I really do not have much to add to this discussion. I would love to throw out all IFs, publish open access in a journal that fits best, without having to spend months trying for something “more” and getting rejected repeatedly. If we can get rid of this publish-or-perish mentality, less crowded areas of research become more interesting again, as well as higher risk projects.

-but-

What is a good alternative to evaluate early career researchers? I submitted an application for a postdoctoral fellowship to multiple highly competitive programs. I felt I might have a chance, partially because I have one first-author publication in a journal with IF ~12. Careful – I am not saying this is my best publication. I also have a first author paper in an open access journal with a lower IF. This paper is at least as interesting as the other one in my opinion, but on a really specialistic topic and probably not likely to attract a lot of citations immediately from within its small research field. Which makes it uninteresting for those journals that try to pick the articles that are more likely to be highly cited… I would love to judge these papers on their own merit instead of a journal’s IF, maybe based on altmetrics (alternative metrics) or on how the information within is being used by others, as also discussed in this Chronicle article. However, I completed my PhD in around 3,5 years and published my findings really at the end of it and applied for the first fellowship 6 weeks after my PhD defense. Meaning that these articles did not have time to get cited yet. Which makes me wonder how those funding agencies could have assessed their merit.

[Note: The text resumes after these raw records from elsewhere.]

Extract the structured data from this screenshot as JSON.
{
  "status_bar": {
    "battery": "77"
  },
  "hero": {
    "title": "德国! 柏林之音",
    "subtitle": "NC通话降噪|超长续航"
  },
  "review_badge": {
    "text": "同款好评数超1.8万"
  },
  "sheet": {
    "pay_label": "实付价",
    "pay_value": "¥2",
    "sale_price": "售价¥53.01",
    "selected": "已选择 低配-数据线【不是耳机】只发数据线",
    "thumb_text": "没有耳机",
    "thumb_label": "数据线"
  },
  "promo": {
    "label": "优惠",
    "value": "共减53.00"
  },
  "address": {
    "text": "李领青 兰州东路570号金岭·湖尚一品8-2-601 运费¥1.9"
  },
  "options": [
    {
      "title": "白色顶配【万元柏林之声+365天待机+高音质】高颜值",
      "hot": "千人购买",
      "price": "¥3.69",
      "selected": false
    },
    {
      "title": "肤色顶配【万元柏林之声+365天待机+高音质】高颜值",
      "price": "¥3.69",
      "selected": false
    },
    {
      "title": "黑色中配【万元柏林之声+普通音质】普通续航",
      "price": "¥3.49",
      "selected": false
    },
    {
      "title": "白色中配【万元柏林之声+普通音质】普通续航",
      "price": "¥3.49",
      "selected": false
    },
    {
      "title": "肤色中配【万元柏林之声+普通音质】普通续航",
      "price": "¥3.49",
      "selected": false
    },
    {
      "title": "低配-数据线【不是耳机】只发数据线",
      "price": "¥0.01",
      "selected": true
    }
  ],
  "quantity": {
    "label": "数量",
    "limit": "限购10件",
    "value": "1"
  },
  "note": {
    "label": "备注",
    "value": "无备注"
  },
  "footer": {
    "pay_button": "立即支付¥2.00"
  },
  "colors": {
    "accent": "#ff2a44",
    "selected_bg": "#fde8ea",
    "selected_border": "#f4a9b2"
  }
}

Can it be requested that experts read these publications and make a recommendation based on their content instead of IF? Is this doable? Aren’t most researchers who would be experienced enough to perform such an evaluation already overburdened? Or are there alternatives that I’m oblivious to at the moment? Because I am very willing to embrace a system where IFs are meaningless, but I fear that PIs who have already done so may not be doing their students a favor just yet.